MEMORIAL SPEECH BY JUDGE GRANT

     The Scott County Pioneer Settlers' Association, of Scott county, held their fifteenth annual festival at Davenport, on the evening of January 9th, 1872, on which occasion the Hon. James Grant pronounced the following eloquent eulogy on some of the pioneer dead of Scott county:—
     There is always a sadness attendant on our annual meetings. This association was created to preserve from oblivion the memory of the early settlers of this county, and to make some permanent record of past events, which otherwise would be forgotten when our day and generation had departed.
     We have all lived so many years in this community that we are now old men and old women. Long before our organization was created, a large majority of the settlers of this county—prior to December 1, 1840—had passed out of existence, without a record of even their names, much less their history.
     Every year since our organization we have been called upon to mourn the death of some members of this body whose lives had been passed in usefulness among us, and whose memory was endeared to us by fond recollections. Antoine Le Claire, Ebenezer Cook, Willard Barrows, and Charles Metteer, who had held high positions in society, end been presidents of this body, have all died and been buried by this society, with the honor and respect due to well-spent lives. Never, in the last fourteen years, have we met, in this hallowed congregation, without performing the melancholy duty of funeral honors to some brave men or women, who had periled their lives in the wilderness, and had been coworkers with us in all these honest and honorable labors which made this the garden of the valley, and filled it with intelligence, luxury, and refinement.
     But in the past year, our associates greater in number and personal character and influence than ever before have died; and the year 1871, from its beginning to its close, has gathered from our midst a harvest of death without a parallel in our history. During that period, eighteen men and women—whose lives had been long, useful, and honorable among us—have been taken from earth to a life immortal. They are numbered as follows:—
     Thomas Jones, Leroy Dodge, Jabez A. Birchard, Ebenezer Cook, James Davenport, Rodolphus Bennett, Alanson Noble, Michael Cooper, William Wilson, Isadore Dapron, Jas. Jack, Mrs. Isabella Maclot Wallace, Mrs. Charles H. Eldridge, Mrs. Ephraim Lane, Mrs. Wm. H. Gabbert, Mrs. J. M. Dunn, and Miss Lucy Campbell—daughter of Andrew W. Campbell—and Mrs. Milo Pollock.
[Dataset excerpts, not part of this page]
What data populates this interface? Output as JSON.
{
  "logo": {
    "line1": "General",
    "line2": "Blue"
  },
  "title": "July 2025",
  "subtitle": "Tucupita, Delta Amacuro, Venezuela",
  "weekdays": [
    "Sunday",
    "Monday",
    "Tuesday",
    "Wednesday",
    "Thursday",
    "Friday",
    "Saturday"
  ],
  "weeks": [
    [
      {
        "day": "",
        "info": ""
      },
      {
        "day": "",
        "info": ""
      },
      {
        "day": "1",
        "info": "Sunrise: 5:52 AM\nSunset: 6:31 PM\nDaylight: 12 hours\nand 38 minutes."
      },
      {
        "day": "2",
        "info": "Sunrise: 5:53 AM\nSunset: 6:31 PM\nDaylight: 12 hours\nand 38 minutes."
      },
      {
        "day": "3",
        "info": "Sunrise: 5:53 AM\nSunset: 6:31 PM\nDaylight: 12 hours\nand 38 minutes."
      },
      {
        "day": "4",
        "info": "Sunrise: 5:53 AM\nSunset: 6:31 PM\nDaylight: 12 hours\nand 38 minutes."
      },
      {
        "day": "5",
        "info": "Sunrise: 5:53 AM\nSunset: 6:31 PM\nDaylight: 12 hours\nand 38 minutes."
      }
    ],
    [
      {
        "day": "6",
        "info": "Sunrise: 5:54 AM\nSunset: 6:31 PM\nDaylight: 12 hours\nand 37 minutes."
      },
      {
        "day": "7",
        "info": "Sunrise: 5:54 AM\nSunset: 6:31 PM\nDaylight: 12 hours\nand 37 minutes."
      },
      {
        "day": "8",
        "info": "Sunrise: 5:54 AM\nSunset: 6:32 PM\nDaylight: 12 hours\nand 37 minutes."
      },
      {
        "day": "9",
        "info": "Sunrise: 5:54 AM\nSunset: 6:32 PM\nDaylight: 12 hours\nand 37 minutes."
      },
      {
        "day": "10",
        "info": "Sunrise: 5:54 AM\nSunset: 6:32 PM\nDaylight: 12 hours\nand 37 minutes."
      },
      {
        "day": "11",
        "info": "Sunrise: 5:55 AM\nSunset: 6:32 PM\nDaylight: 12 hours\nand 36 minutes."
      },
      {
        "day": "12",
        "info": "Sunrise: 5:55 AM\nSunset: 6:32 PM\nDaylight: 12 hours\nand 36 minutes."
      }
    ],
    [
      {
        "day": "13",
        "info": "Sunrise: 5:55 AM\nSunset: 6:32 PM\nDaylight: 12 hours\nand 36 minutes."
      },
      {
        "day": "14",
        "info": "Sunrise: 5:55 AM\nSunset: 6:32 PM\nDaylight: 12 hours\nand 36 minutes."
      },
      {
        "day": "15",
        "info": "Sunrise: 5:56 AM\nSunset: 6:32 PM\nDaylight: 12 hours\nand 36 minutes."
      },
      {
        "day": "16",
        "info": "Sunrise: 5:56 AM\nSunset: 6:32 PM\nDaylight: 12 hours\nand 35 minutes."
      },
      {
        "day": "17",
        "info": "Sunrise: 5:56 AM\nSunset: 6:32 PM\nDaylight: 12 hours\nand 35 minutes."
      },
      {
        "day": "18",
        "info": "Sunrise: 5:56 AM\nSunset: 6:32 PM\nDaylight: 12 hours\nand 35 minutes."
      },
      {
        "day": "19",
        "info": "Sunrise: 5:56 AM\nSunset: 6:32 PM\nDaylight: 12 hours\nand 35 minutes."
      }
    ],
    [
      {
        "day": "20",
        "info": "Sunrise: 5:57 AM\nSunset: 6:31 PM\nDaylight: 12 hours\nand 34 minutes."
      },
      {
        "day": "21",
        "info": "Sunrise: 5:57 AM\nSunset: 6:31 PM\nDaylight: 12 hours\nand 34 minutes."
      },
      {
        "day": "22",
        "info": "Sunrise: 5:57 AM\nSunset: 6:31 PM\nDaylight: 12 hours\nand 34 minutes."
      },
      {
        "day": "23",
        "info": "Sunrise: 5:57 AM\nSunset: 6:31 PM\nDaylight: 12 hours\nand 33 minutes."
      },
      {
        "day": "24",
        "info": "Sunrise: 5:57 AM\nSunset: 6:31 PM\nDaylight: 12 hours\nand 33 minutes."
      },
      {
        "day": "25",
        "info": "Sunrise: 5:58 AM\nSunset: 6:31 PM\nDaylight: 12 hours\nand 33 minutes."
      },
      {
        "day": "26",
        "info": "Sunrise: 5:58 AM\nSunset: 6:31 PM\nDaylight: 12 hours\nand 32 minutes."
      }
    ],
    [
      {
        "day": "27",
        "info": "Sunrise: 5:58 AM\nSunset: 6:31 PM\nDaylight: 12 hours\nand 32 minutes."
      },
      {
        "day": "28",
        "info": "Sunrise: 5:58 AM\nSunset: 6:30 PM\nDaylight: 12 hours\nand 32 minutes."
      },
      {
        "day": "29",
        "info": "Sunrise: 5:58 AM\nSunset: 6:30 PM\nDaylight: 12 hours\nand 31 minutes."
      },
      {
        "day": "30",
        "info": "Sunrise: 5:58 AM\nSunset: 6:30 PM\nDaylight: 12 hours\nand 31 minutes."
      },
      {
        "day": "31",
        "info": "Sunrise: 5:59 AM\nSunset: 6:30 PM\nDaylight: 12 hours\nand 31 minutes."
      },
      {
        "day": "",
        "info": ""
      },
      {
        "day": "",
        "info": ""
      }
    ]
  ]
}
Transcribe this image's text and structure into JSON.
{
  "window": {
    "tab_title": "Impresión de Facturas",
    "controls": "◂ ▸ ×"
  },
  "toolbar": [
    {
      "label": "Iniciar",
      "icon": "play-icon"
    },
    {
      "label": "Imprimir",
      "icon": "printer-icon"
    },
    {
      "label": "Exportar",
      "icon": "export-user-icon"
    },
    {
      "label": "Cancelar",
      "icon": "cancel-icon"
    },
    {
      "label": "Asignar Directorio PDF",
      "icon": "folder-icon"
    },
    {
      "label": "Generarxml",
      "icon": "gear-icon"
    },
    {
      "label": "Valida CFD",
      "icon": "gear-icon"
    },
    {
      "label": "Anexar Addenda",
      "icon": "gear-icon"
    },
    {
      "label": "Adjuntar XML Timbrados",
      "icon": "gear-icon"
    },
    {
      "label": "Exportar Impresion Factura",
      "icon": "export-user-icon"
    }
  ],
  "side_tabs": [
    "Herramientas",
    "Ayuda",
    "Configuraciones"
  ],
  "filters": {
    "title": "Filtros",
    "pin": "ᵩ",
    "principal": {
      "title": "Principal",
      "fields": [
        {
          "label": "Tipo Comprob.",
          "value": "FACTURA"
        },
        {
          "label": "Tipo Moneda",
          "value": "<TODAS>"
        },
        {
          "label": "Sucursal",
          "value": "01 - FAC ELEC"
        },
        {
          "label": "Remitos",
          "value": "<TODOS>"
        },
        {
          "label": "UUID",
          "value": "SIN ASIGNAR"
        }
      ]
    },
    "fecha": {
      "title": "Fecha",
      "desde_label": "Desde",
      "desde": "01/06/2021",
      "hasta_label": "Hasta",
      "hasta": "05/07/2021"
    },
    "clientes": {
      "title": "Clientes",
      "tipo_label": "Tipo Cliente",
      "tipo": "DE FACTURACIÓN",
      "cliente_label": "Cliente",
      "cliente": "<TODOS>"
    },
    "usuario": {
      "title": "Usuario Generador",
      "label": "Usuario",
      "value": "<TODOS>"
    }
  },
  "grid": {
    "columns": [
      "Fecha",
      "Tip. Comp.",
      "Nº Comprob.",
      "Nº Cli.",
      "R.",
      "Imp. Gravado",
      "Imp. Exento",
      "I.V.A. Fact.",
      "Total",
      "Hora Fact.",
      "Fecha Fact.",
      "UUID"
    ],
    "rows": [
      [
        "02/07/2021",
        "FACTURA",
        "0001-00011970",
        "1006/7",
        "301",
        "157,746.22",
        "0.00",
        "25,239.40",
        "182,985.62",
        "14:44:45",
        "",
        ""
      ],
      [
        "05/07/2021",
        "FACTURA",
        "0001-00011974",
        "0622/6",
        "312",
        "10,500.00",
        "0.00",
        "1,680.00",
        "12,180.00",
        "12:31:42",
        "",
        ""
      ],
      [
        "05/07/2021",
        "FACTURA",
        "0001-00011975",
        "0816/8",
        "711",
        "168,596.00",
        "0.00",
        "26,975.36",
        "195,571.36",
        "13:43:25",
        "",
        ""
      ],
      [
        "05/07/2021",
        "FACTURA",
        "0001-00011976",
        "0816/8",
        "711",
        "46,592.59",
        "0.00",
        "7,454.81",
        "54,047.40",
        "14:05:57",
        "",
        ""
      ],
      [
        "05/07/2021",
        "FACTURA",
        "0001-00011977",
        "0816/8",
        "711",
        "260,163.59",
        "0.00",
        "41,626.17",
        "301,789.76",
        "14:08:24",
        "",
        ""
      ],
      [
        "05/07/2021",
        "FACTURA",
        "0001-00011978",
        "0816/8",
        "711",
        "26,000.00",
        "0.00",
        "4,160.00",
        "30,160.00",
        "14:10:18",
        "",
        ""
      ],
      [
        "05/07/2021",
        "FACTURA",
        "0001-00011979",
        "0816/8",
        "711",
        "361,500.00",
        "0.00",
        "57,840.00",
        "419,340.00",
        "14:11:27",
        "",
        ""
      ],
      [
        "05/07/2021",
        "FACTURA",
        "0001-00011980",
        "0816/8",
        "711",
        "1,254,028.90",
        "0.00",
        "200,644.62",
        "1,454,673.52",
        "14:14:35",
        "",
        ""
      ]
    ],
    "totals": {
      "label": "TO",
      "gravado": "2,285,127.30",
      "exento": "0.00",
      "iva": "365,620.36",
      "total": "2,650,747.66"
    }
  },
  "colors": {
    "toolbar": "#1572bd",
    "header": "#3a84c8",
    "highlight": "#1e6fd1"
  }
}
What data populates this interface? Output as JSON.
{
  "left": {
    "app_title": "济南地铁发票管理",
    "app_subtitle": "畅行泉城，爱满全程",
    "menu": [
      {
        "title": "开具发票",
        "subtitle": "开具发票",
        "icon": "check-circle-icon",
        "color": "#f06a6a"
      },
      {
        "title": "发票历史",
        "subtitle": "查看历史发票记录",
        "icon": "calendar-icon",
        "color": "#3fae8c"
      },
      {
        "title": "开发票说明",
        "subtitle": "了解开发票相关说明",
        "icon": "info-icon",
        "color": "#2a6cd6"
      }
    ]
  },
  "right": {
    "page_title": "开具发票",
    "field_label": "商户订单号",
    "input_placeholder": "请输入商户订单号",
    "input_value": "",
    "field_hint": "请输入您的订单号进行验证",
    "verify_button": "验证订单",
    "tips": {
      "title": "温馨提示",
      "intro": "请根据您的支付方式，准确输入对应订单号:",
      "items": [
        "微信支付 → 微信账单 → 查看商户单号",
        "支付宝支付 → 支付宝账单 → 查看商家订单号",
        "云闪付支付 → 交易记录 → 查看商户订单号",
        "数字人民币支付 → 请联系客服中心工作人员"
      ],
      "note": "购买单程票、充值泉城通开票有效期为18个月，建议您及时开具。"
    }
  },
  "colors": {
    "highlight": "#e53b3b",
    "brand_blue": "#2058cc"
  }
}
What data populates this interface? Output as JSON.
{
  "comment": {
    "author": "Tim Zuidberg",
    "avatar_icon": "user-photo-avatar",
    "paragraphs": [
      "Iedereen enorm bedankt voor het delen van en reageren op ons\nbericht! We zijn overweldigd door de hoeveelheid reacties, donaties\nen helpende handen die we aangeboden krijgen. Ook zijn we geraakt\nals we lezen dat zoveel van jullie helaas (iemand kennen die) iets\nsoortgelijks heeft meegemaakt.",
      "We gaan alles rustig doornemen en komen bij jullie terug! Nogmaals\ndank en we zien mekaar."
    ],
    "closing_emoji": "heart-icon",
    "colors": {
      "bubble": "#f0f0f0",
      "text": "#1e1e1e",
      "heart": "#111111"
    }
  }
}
     You do not expect me to give a short history of the life of each or any of our deceased friends, but in this large array of names, the mention of every one of which will carry our memories to days long vanished, and recall characters and events which had years been forgotten, there are some who occupied the very front ranks in the march of civilization and order which created this county.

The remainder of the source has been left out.